Now, to create a casing on your rainbow top.  Starting at the bottom center of your cover, fold your edge over 3/4" to 1".  Start stitching along the edge of the serger line backstitching a few stitches at the beginning.

As you come to the first edge, ease in the curve.  You can pin this in place or just ease as you go.  Remember, this is going to be under your ironing board so it doesn't have to be perfect by any means.  Just be sure to keep that 3/4" to 1" opening, otherwise threading the elastic can be a pain, doable, but a pain :)

The straight away sections are a breeze and you can tell that you are right on with the "easing" process if your seams match up when folded over :)

Continue to create the casing all the way around the cover.  When you get back to the bottom, leave a 1 1/2" gap open (to feed the elastic) and backstitch at the end.

Now, grab your elastic.  Put a safety pin (the larger the better) though the 1 1/2" gap you left in the bottom of the cover.  Feed the elastic through the casing.

If you haven't done this before, you just bunch some fabric up along the safety pin, then hold the top of the safety pin and pull the fabric back over the elastic.  Keep doing this, bit by bit.  Every once and a while you will need to hold on to the safety pin and push all of the fabric back over the elastic, it tends to bunch up ;)

Oh, and when you get to the seams, you need to be sure to go right through the center, otherwise your pin will get stuck behind your open seams.  I like to push down slightly on the seam to "open" it in the middle, this seemed to aid in getting the pin right through the center ;)

 Once you feed the elastic all the way through the cover and out the opposite end you will need to stretch out your cover.  See how it gets all bunched up.  I find the easiest way to do this is to pin the safety pin to myself, that way you don't have to worry about it sucking back into the casing.  Then just smooth the fabric over the elastic until all the bunching is out ;)

Now, pin the two ends of the elastic together and cut the extra elastic about an inch away from the pin.

And now it is time to put it all together!!!  Lay your finished batting on the ironing board.  Make sure it is centered by finger pressing the ends over the edge and ensuring that they reach the lip on the side of your frame.

Now, without shifting the batting, place the rainbow cover over the top of the batting and allowing the elastic casing to curl under the edge of the ironing board.  I found that it is much easier to start on the pointed end of the iron, it doesn't shift near as much as the other end, and if you have a second body to hold the batting and cover on that end while you move your cover over the bottom, way easier ;)

 Now all that is left is to grab that elastic under your ironing board and pull, pull, pull.  Pull on the elastic until the cover is pulled taught under your frame.  Pin the two pieces of elastic together and then allow it to ease into that gap in the casing. (sorry this picture is blurry) I just left my extra elastic hanging (just in case my pin ever pops and I need to re-thread it :)

And now your beautiful Rainbow Ironing Board Cover is finished and you are ready to get pressing!!!

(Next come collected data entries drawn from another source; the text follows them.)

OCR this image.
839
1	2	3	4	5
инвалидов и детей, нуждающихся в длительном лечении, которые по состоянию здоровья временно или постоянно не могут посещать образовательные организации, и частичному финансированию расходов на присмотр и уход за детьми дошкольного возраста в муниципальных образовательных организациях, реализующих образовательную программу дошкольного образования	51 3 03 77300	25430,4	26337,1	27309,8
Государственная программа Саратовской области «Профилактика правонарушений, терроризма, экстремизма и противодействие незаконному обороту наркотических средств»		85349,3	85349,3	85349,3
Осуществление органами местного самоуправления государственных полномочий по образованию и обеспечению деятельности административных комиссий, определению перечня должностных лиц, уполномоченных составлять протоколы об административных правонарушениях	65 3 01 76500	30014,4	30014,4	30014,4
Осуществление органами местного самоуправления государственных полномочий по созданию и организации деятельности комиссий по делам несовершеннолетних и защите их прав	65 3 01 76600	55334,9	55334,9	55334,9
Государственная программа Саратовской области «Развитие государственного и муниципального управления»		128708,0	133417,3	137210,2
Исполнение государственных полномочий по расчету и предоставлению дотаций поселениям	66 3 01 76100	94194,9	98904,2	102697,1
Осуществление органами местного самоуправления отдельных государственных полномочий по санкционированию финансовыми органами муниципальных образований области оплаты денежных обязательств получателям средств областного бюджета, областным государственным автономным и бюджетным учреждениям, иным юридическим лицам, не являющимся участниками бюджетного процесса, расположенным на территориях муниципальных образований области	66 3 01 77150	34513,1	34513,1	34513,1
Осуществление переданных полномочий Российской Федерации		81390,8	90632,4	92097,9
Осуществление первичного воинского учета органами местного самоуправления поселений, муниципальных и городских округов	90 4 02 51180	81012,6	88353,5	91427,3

I pressed for two hours last night and loved every minute of it.  You just can't help smile when looking at such a pretty rainbow ;)     I hope you enjoy this tutorial and if you make your own Rainbow Ironing Board Cover I would love to see it.  You can add it to my Flickr Group here ;)

Well, I am off to do some more pressing.  Eeekkk, I just squeal every time I walk through the sewing room now.   I love, love, love it!!!